3.1 F. Hubert & S. Ikonnikova (2011)
Die Arbeit von F. Hubert & S. Ikonnikova ist verfasst worden, bevor Nordstream 2 beschlossen und Nordstream 1 zwar unlängst beschlossen, aber noch nicht fertiggestellt war. Die Studie untersucht mitunter, welche Auswirkungen der Bau von Nordstream 1 auf das geopolitische Machtgefüge zwischen all jenen Nationen haben könnte, die durch die Ferngasleitungen notgedrungen miteinander in der Gastransportfrage koalieren müssen. Die Ergebnisse der Studie könnten eine Erklärung dafür liefern, warum der Bau von Nordstream 2, trotz scheinbar fehlender wirtschaftlicher Rentabilität, vorangetrieben wird.
Allgemein haben die Autoren spieltheoretisch untersucht, wie Macht zwischen einzelnen Transit,- und Empfängerländern und dem eigentlichen Erdgasanbieter Russland entlang des Trassennetzwerks verteilt ist. Insbesondere wird die Verhandlungsmacht einzelner Spieler über die Errechnung des Shapley Values hergeleitet. Dabei werden die „interdependencies in the supply chain“ (vgl. S. 1) als Spiel modelliert, welche die oben beschriebene Koalitionsfunktion anwendet. Der Umfang der Analyse beschränkt sich auf 7 osteuropäische Länder, welche allesamt als Transitländer für Erdgas nach Mitteleuropa fungieren und zeitgleich selbst russisches Erdgas nachfragen. Die Autoren definieren drei Koalitionsspiele: (N,vs),(N,va),(N,v) (vgl. S.9). Im ersten Spiel (N, Vs) kann das Trassennetzwerk weder erweitert noch verkleinert werden. In (N, va) können Investitionen getätigt werden, wobei Investitionen ohne Verzögerung in ihrer Kapazitätserweiterung des Trassennetzwerks wirksam werden; das letzte Spiel (N, v) erweitert das Spiel um den Faktor Trägheit, die bei der Umsetzung des investierten Kapitals auftreten kann. Die expliziten Annahmen der Koalitionsspiele haben einen entscheidenden Einfluss auf die Lösung des Modells (S.2). So erscheinen die Ukraine und Belarus „stronger in the narrowly framed status quo game [(N, vs)] than in the broad assessment of the all options game [(N, v)].“ (S.2).

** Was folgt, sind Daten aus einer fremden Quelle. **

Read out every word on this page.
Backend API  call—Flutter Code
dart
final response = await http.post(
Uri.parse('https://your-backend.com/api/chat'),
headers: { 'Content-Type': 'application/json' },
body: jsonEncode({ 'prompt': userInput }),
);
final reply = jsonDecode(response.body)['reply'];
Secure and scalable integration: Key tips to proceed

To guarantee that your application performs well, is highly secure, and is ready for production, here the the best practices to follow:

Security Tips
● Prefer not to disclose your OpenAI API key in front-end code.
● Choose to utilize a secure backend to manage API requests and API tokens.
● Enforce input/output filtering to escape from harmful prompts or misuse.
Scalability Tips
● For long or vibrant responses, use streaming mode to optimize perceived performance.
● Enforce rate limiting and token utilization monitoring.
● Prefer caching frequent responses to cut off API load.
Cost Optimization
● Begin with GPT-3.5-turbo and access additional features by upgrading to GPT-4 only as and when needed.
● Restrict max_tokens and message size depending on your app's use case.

Zunächst errechnen die Autoren den Wert v einzelner Koalitionen. Der Koalitionswert wird von dem Zugang zu Trassen, Märkten und Gasfeldern bestimmt und wird als Profit gedeutet. Die große Koalition erreicht den höchsten Koalitionswert, da alle Trassen in Benutzung wären und die größte Menge an Gas somit transportiert werden kann. Stünde Russland ohne Koalitionspartner(n) da, würde Russland als Einermenge den kleinsten Koalitionswert - 57% des möglichen Profits einer großen Koalition - erreichen und die Trasse Nordstream 1 für den Erdgastransport nutzen (vgl. S. 13). Würden Russland und die Ukraine koalieren, dann verzichtet Russland auf den Bau von Nordstream 1 und investiert gemeinsam mit der Ukraine in das alte Trassensystem der Ukraine. Russland und Ukraine erreichen durch die Vermeidung der hohen Nordstream-Kosten einen relativen Koalitionswert zur großen Koalition von 96% (vgl. S.13). Insgesamt wird durch eine Koalition mit einer beliebigen anderen Anzahl an osteuropäischen Transitländern (bspw. Polen, die Slowakei, Belarus etc.) und der damit verbundenen Vermeidung des kostenintensiven Nordstream-Baus - einzig in einer Koalition mit Belarus würde Russland den Bau von Nordstream 1 vorantreiben, wobei die Koalition den zweitgeringsten relativen Koalitionswert erreichen würde - ein höherer Koalitionswert erreicht als bei einem Alleingang Russlands und dem daran angebundenen Bau von Nordstream 1 (vgl. S.14). Nun sind die einzelnen Koalitionswerte von geringerem Gewicht für die Untersuchung der eurasischen Machtstruktur als der Shapley Value einzelner Spieler, der die Möglichkeiten des Spielers i beschreibt, einen bestimmten Anteil der kooperativen Gewinne für sich zu behaupten. Der Shapley Value erfasst den erwarteten marginalen Beitrag des Spielers i zu möglichen Koalitionen, wobei alle möglichen Koalitionen betrachtet werden (siehe Kalkulation des Shapley Werts in 2.2). Ein Beitrag ist nutzenstiftend für die Koalition, wenn ein zusätzlicher Markt, ein zusätzliches Angebot oder eine Transitmöglichkeit bereitgestellt wird (vgl. S.9).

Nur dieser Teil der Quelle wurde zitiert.